Au Sénégal, le Code de la Famille réglemente les questions relatives aux successions dans les livres 6 et 7. Ainsi, il existe deux systèmes successoraux qui sont applicables :

  • la succession de droit moderne ou de droit commun qui ne fait pas de distinction fondée sur le sexe ;
  • la succession de droit musulman qui consacre le privilège de masculinité et qui confère deux parts au garçon et une part à la fille.
  • Peut-on choisir l’un des systèmes de succession ?

    Il est possible de choisir l’un des systèmes mais la personne doit manifester de son vivant de façon expresse son choix pour le droit commun ou le droit musulman.

    A SAVOIR : En l’absence de choix, c’est le système de droit moderne (système de droit commun) qui s’applique.
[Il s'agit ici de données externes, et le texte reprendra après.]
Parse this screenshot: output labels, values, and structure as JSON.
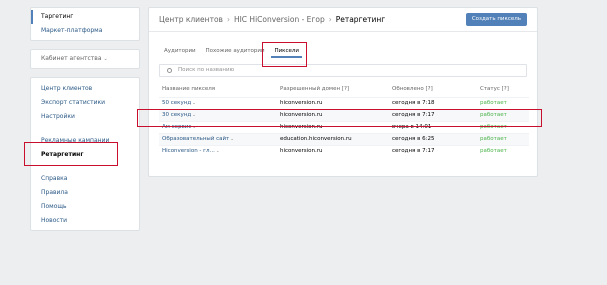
{
  "sidebar": {
    "group1": [
      {
        "label": "Таргетинг"
      },
      {
        "label": "Маркет-платформа"
      }
    ],
    "agency_label": "Кабинет агентства",
    "group2": [
      {
        "label": "Центр клиентов"
      },
      {
        "label": "Экспорт статистики"
      },
      {
        "label": "Настройки"
      }
    ],
    "group3": [
      {
        "label": "Рекламные кампании"
      },
      {
        "label": "Ретаргетинг"
      }
    ],
    "group4": [
      {
        "label": "Справка"
      },
      {
        "label": "Правила"
      },
      {
        "label": "Помощь"
      },
      {
        "label": "Новости"
      }
    ]
  },
  "header": {
    "crumb1": "Центр клиентов",
    "crumb2": "HIC HiConversion - Егор",
    "current": "Ретаргетинг",
    "create_button": "Создать пиксель"
  },
  "tabs": [
    "Аудитории",
    "Похожие аудитории",
    "Пиксели"
  ],
  "search": {
    "placeholder": "Поиск по названию"
  },
  "table": {
    "headers": [
      "Название пикселя",
      "Разрешенный домен [?]",
      "Обновлено [?]",
      "Статус [?]"
    ],
    "rows": [
      {
        "name": "50 секунд",
        "domain": "hiconversion.ru",
        "updated": "сегодня в 7:18",
        "status": "работает"
      },
      {
        "name": "30 секунд",
        "domain": "hiconversion.ru",
        "updated": "сегодня в 7:17",
        "status": "работает"
      },
      {
        "name": "Ам сервис",
        "domain": "hiconversion.ru",
        "updated": "вчера в 14:01",
        "status": "работает"
      },
      {
        "name": "Образовательный сайт",
        "domain": "education.hiconversion.ru",
        "updated": "сегодня в 6:25",
        "status": "работает"
      },
      {
        "name": "Hiconversion - гл...",
        "domain": "hiconversion.ru",
        "updated": "сегодня в 7:17",
        "status": "работает"
      }
    ]
  },
  "colors": {
    "accent": "#5181b8",
    "highlight": "#c8102e",
    "status_ok": "#4bb34b"
  },
  "icons": {
    "search": "search-icon",
    "chevron": "chevron-down-icon"
  }
}
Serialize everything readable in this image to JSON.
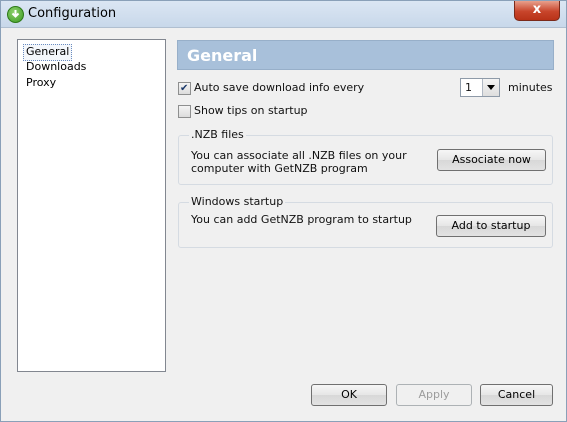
{
  "window": {
    "title": "Configuration",
    "close_glyph": "x"
  },
  "sidebar": {
    "items": [
      {
        "label": "General",
        "selected": true
      },
      {
        "label": "Downloads",
        "selected": false
      },
      {
        "label": "Proxy",
        "selected": false
      }
    ]
  },
  "header": {
    "title": "General"
  },
  "options": {
    "autosave": {
      "label": "Auto save download info every",
      "checked": true
    },
    "interval": {
      "value": "1",
      "unit": "minutes"
    },
    "show_tips": {
      "label": "Show tips on startup",
      "checked": false
    }
  },
  "nzb_group": {
    "title": ".NZB files",
    "text_line1": "You can associate all .NZB files on your",
    "text_line2": "computer with GetNZB program",
    "button": "Associate now"
  },
  "startup_group": {
    "title": "Windows startup",
    "text": "You can add GetNZB program to startup",
    "button": "Add to startup"
  },
  "footer": {
    "ok": "OK",
    "apply": "Apply",
    "cancel": "Cancel"
  },
  "colors": {
    "header_band": "#a8c0da",
    "close_button": "#c8452b",
    "app_icon": "#3a9a1f"
  }
}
Dans la pratique, le choix du système de droit musulman peut être déduit du comportement indiscutable du défunt.

    Exemple : Mohamed, père de famille, est décédé sans avoir laissé de testament.
    Mais étant membre d’une Dahira et se rendant quotidiennement à la mosquée, ses héritiers en déduisent que le droit musulman s’applique à la succession.
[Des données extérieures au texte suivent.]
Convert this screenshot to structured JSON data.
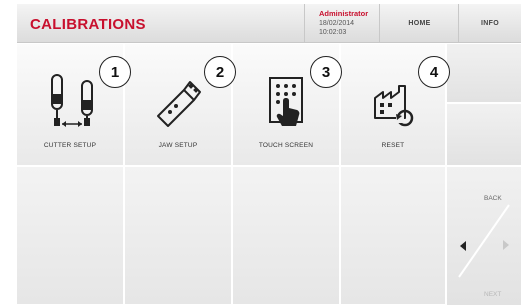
{
  "header": {
    "title": "CALIBRATIONS",
    "user": {
      "name": "Administrator",
      "date": "18/02/2014",
      "time": "10:02:03"
    },
    "home_label": "HOME",
    "info_label": "INFO"
  },
  "menu": [
    {
      "label": "CUTTER SETUP",
      "badge": "1",
      "icon": "cutter-setup-icon"
    },
    {
      "label": "JAW SETUP",
      "badge": "2",
      "icon": "jaw-setup-icon"
    },
    {
      "label": "TOUCH SCREEN",
      "badge": "3",
      "icon": "touch-screen-icon"
    },
    {
      "label": "RESET",
      "badge": "4",
      "icon": "reset-icon"
    }
  ],
  "nav": {
    "back_label": "BACK",
    "next_label": "NEXT",
    "prev_icon": "arrow-left-icon",
    "next_icon": "arrow-right-icon"
  },
  "colors": {
    "title": "#c8102e",
    "user": "#c8102e",
    "next_disabled": "#b8b8b8"
  }
}
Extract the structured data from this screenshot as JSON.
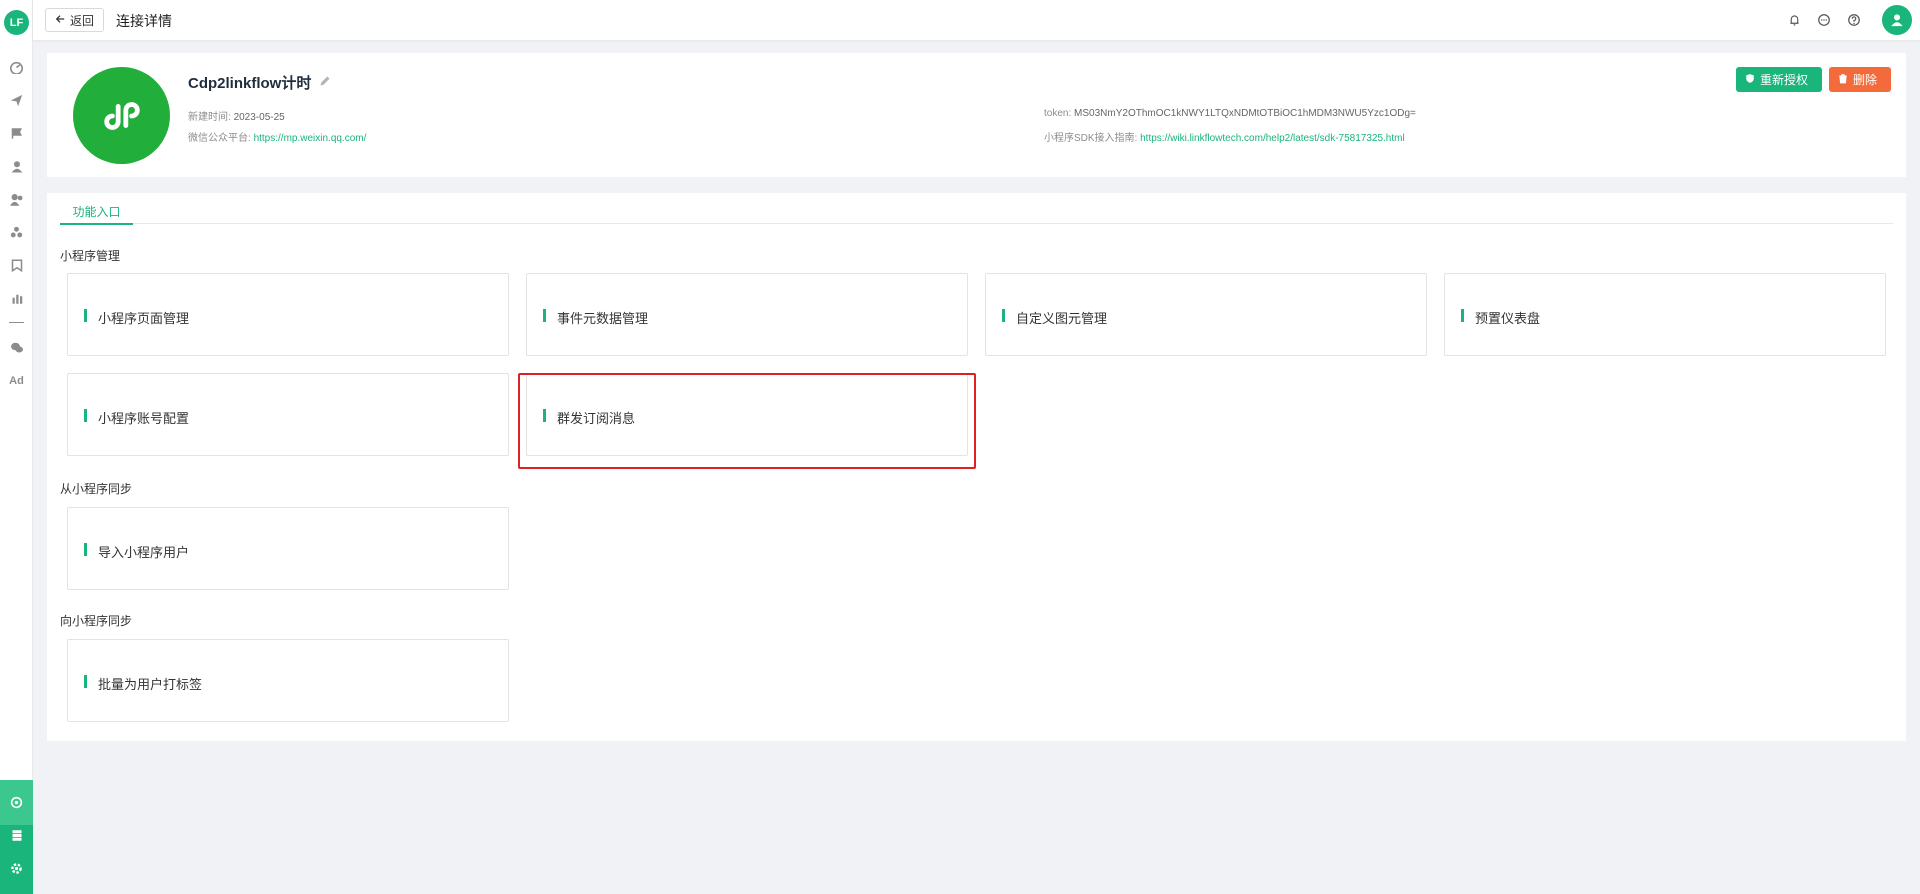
{
  "sidebar": {
    "logo_text": "LF",
    "items": [
      {
        "icon": "dashboard-icon"
      },
      {
        "icon": "send-icon"
      },
      {
        "icon": "flag-icon"
      },
      {
        "icon": "user-icon"
      },
      {
        "icon": "users-icon"
      },
      {
        "icon": "cluster-icon"
      },
      {
        "icon": "bookmark-icon"
      },
      {
        "icon": "bar-chart-icon"
      },
      {
        "icon": "wechat-icon"
      },
      {
        "icon": "ad-icon",
        "label": "Ad"
      }
    ],
    "bottom_items": [
      {
        "icon": "connector-icon"
      },
      {
        "icon": "database-icon"
      },
      {
        "icon": "settings-icon"
      }
    ]
  },
  "topbar": {
    "back_label": "返回",
    "title": "连接详情"
  },
  "connection": {
    "name": "Cdp2linkflow计时",
    "created_label": "新建时间:",
    "created_value": "2023-05-25",
    "platform_label": "微信公众平台:",
    "platform_url": "https://mp.weixin.qq.com/",
    "token_label": "token:",
    "token_value": "MS03NmY2OThmOC1kNWY1LTQxNDMtOTBiOC1hMDM3NWU5Yzc1ODg=",
    "sdk_label": "小程序SDK接入指南:",
    "sdk_url": "https://wiki.linkflowtech.com/help2/latest/sdk-75817325.html",
    "reauth_label": "重新授权",
    "delete_label": "删除"
  },
  "tabs": [
    {
      "label": "功能入口",
      "active": true
    }
  ],
  "sections": {
    "s1_title": "小程序管理",
    "s2_title": "从小程序同步",
    "s3_title": "向小程序同步"
  },
  "entries": {
    "e1": "小程序页面管理",
    "e2": "事件元数据管理",
    "e3": "自定义图元管理",
    "e4": "预置仪表盘",
    "e5": "小程序账号配置",
    "e6": "群发订阅消息",
    "e7": "导入小程序用户",
    "e8": "批量为用户打标签"
  },
  "colors": {
    "brand": "#19b57a",
    "danger": "#f46b3b",
    "highlight": "#e02020",
    "miniprogram": "#22ae3a"
  }
}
  • La succession de droit musulman est-elle automatiquement appliquée au défunt musulman ?

    La succession de droit musulman n’est pas automatiquement appliqué au défunt musulman, sauf si le défunt avait manifesté sa volonté expresse (par écrit avec un testament) ou implicite (par sa pratique de la religion) de se voir appliquer les règles de la succession de droit musulman.

  • Comment peut-on prouver son droit à l’héritage ?

    Toute personne qui a droit à un héritage (héritier/héritière) doit produire un jugement d’hérédité. Pour ce faire, elle doit saisir le tribunal départemental, qui rendra un jugement.

    Les pièces à fournir sont :

    • une demande adressée au président du tribunal départemental
    • un (ou des) certificat(s) de mariage
    • un (ou des) extrait(s) de naissance ou un certificat de vie collective des enfants issus du mariage
    • les pièces d’identité de deux (2) témoins majeurs
    • un certificat de décès
    • le paiement des frais y afférents (2 600 Fcfa ).
  • Peut-on perdre son droit à la succession ?

    Le droit à la succession se perd dans certains cas. Ainsi, celui qui a été auteur, coauteur ou complice d’assassinat ou de tentative d’assassinat ou de sévices envers le défunt ou des membres de la famille ne peut en aucun cas hériter (de plein droit).

    En revanche, celui qui a été auteur, co-auteur ou complice de sévices, de délit d’injures graves ou pour avoir gravement porté atteinte à l’honneur, à la considération ou aux intérêts patrimoniaux du défunt ou de la famille pourra hériter s’il a bénéficié du pardon du défunt.

    Exemple : Malick, enfant unique d’un milliardaire, ayant surpris son père dire à un de ses amis qu’il donnerait la moitié de sa fortune aux bonnes œuvres, attend la nuit du lendemain pour lui administrer du poison dans son diner. Il a été condamné par le tribunal pour son acte et il sera exclu de la succession pour cet acte.

  • Qu’est-ce que l’indivision ?

    Lorsqu’une personne décède, et avant le partage, la masse des biens et dettes du défunt est la propriété de chacun des héritiers.

    L’indivision est cette situation d’attente où le patrimoine (maison, véhicule, compte bancaire, etc.) du défunt appartient à tous les héritiers.

    Toutefois, on ne peut pas obliger les héritiers à rester dans l’indivision. Chacun des héritiers peut à tout moment saisir le tribunal départemental, pour demander la liquidation de la succession et mettre fin à l’indivision.

    Exemple : Après son décès, Samba laisse à ses héritiers deux terrains et une maison. Tant que ces biens ne sont pas vendus, tous les héritiers sont propriétaires selon les dispositions prévues par le droit.